The wife told me to stop acting childish this morning and I really couldn’t say anything back, I wasn’t speechless I just had a whole donut in my mouth.
If by swimmer’s body you mean one who swims mouth agape through infinite oceans of butterscotch pudding then yes, I have a swimmer’s body.
The ‘theme’ of every theme park is the need for more effective birth control.
[a guy is playing acoustic guitar at a local pub]
Me: do you take requests?
Him: yes!
Me: can you stop playing?
guy at work just said he is going to see the new Jurassic Park movie and someone said “is that the one about dinosaurs?”
Artist: I wonder why my back hurts all the time
Artist while drawing:
Why do people say “get well soon”?
Why don’t you want me to get well now?
Cop: This spot is for frog parking only
Me: Oh yeah. What are you gonna do about it?
*gets toad*
I can’t believe someone broke into my garage and stole my limbo stick. Like, seriously, how low can you go?
My favorite bra broke and now I feel like there’s no one left to support me.
Me: …so long story short, what I’m saying is, it either has to be a talking goat, OR a monkey who doesn’t talk, but understands my every word.
Genie: That’s it, no more wishes for you
It’s always a good idea to make friends with babies. That’s free cake once a year for a lifetime.
“Guests, like fish, begin to smell after three days.”
That’s why I keep everyone who comes to visit in the freezer.
Hey kids, for Halloween, let’s go to a spooooky place full of scaaaary, oppressive people & a guy who riiiises from the dead!
Kids: Church?
“Ah yes, well, the laws of quantum mechanics” is what I’m going to start saying, very pretentiously, when someone says something I don’t understand.
The best part of being pregnant is blaming my eating choices on the baby.
Jello at 3 am? Baby was hungry.
Cheesecake for breakfast? Baby wanted it.
The blood of my enemies under a full moon? Baby demanded a sacrifice.
Pancakes for dinner? Baby likes breakfast food.
Unicorn: why can’t you create me again?
God: no one is going to believe a horse has a horn it’s too ridiculous.
Unicorn: I guess you’re right.
[Narwhal swims by]
Unicorn: w-was that a whale with a horn?
God:
Unicorn:
God: technically that’s a tooth.
Why are they called bangs and not a hangover?
It breaks my heart to know that I live in a country where some of its citizens actually can’t believe that isn’t butter.

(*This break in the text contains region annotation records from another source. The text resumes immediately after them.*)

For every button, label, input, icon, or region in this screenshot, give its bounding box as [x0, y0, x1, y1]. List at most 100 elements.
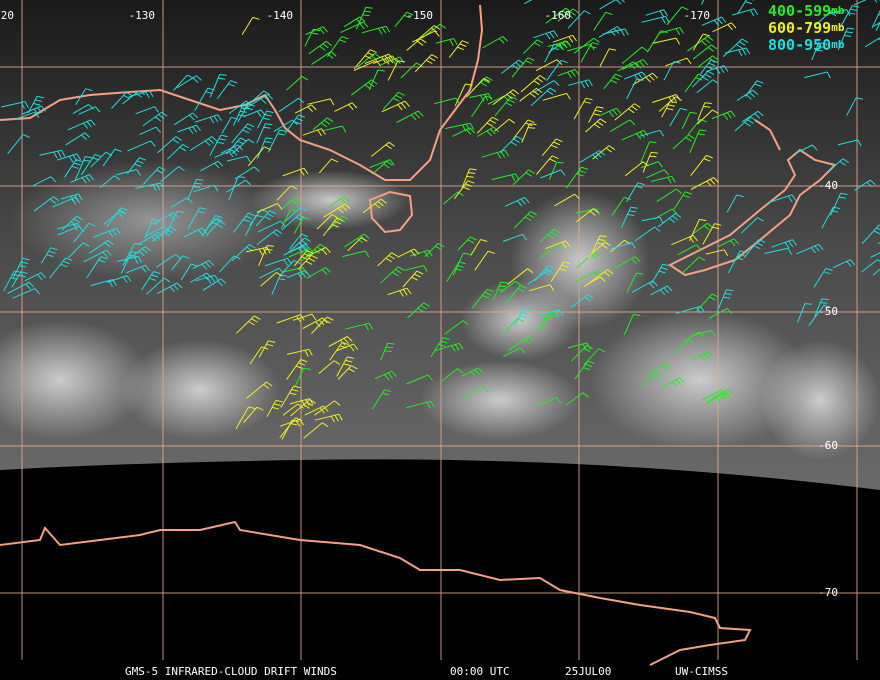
wind-barb: [692, 70, 715, 88]
wind-barb: [546, 59, 568, 81]
wind-barb: [692, 44, 718, 60]
wind-barb: [328, 196, 350, 208]
wind-barb: [565, 166, 589, 189]
wind-barb: [406, 374, 433, 385]
wind-barb: [135, 106, 160, 115]
wind-barb: [32, 176, 57, 187]
wind-barb: [545, 240, 571, 250]
wind-barb: [830, 192, 848, 216]
wind-barb: [305, 26, 328, 35]
wind-barb: [323, 203, 351, 218]
wind-barb: [536, 155, 559, 175]
wind-barb: [231, 123, 255, 144]
wind-barb: [228, 176, 246, 200]
wind-barb: [611, 196, 631, 216]
wind-barb: [673, 191, 693, 211]
wind-barb: [482, 36, 509, 49]
wind-barb: [273, 119, 298, 133]
wind-barb: [361, 25, 391, 35]
wind-barb: [499, 280, 522, 294]
wind-barb: [78, 106, 101, 115]
wind-barb: [306, 246, 331, 258]
wind-barb: [241, 16, 260, 35]
wind-barb: [576, 208, 599, 223]
wind-barb: [187, 178, 204, 201]
wind-barb: [318, 360, 341, 374]
wind-barb: [646, 169, 670, 179]
wind-barb: [573, 97, 593, 120]
clouds: [0, 160, 880, 460]
wind-barb: [60, 193, 83, 203]
wind-barb: [441, 368, 464, 382]
wind-barb: [88, 239, 114, 254]
wind-barb: [344, 322, 373, 331]
wind-barb: [626, 272, 644, 293]
wind-barb: [530, 87, 557, 106]
wind-barb: [362, 198, 387, 214]
wind-barb: [83, 249, 112, 263]
wind-barb: [599, 107, 622, 118]
wind-barb: [157, 136, 182, 154]
wind-barb: [374, 370, 397, 381]
wind-barb: [617, 61, 639, 72]
wind-barb: [415, 25, 441, 42]
wind-barb: [469, 93, 493, 102]
legend-unit: mb: [831, 38, 845, 51]
wind-barb: [811, 42, 826, 61]
wind-barb: [797, 303, 813, 323]
longitude-label: -170: [684, 9, 711, 22]
wind-barb: [864, 37, 880, 48]
wind-barb: [621, 59, 649, 70]
wind-barb: [195, 114, 223, 124]
wind-barb: [873, 22, 880, 27]
wind-barb: [814, 298, 829, 317]
wind-barb: [492, 281, 508, 301]
wind-barb: [614, 256, 641, 269]
wind-barb: [286, 348, 313, 357]
wind-barb: [22, 105, 47, 115]
wind-barb: [641, 372, 662, 386]
wind-barb: [521, 123, 537, 143]
wind-barb: [568, 79, 593, 89]
wind-barb: [280, 197, 301, 211]
wind-barb: [126, 264, 150, 274]
wind-barb: [235, 406, 256, 429]
wind-barb: [308, 40, 333, 55]
wind-barb: [244, 90, 271, 108]
wind-barb: [690, 177, 719, 190]
longitude-label: -150: [407, 9, 434, 22]
wind-barb: [256, 137, 273, 160]
wind-barb: [688, 218, 707, 242]
wind-barb: [854, 179, 876, 191]
longitude-label: -140: [267, 9, 294, 22]
wind-barb: [536, 309, 564, 318]
wind-barb: [370, 141, 395, 157]
wind-barb: [727, 250, 748, 274]
wind-barb: [548, 40, 571, 54]
footer-date: 25JUL00: [565, 665, 611, 678]
wind-barb: [744, 239, 766, 259]
wind-barb: [808, 304, 831, 327]
wind-barb: [571, 345, 594, 362]
wind-barb: [539, 313, 559, 331]
wind-barb: [567, 10, 591, 29]
wind-barb: [7, 281, 35, 294]
wind-barb: [247, 146, 272, 167]
wind-barb: [837, 139, 862, 147]
wind-barb: [294, 367, 311, 387]
wind-barb: [220, 144, 243, 154]
wind-barb: [394, 11, 414, 28]
wind-barb: [142, 111, 168, 127]
wind-barb: [402, 270, 424, 288]
wind-barb: [645, 9, 668, 18]
wind-barb: [697, 109, 719, 125]
wind-barb: [347, 237, 368, 252]
wind-barb: [115, 169, 141, 176]
wind-barb: [371, 389, 392, 410]
wind-barb: [631, 280, 658, 293]
wind-barb: [461, 168, 477, 190]
wind-barb: [430, 337, 450, 358]
wind-barb: [160, 166, 185, 182]
wind-barb: [681, 256, 706, 274]
wind-barb: [64, 159, 83, 178]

Throw away mascara that is empty???? no no no why would I do that? instead I keep them all in my makeup bag and give myself a little game of “which one of these 10 identical tubes is full?” it’s very fun and ruins every single one of my mornings
haha how about we make a pact if we’re both single in 6 seconds we get married?? haha look how nervous u are. times runnin out tho
there was a sandwich. on the edge of the counter. and now there isn’t. those are all the details. we can confirm so far. the piece of lettuce on my nose. is purely circumstantial
adulthood means having ice cream for dinner and regret for dessert
me: have you seen my hoodie?
her: you mean our hoodie???
Me: Let’s go to Chipotle
Justin: Hold on. My leg is asleep
Me: *whispering* Oh, sorry. Let’s go to Chipotle
[first day of work as a 911 operator]
“Hello, 911”
Hi someone’s trying to break into my house
“holy shit call 911”
My home security system is just a copy of my paycheck taped to my front door.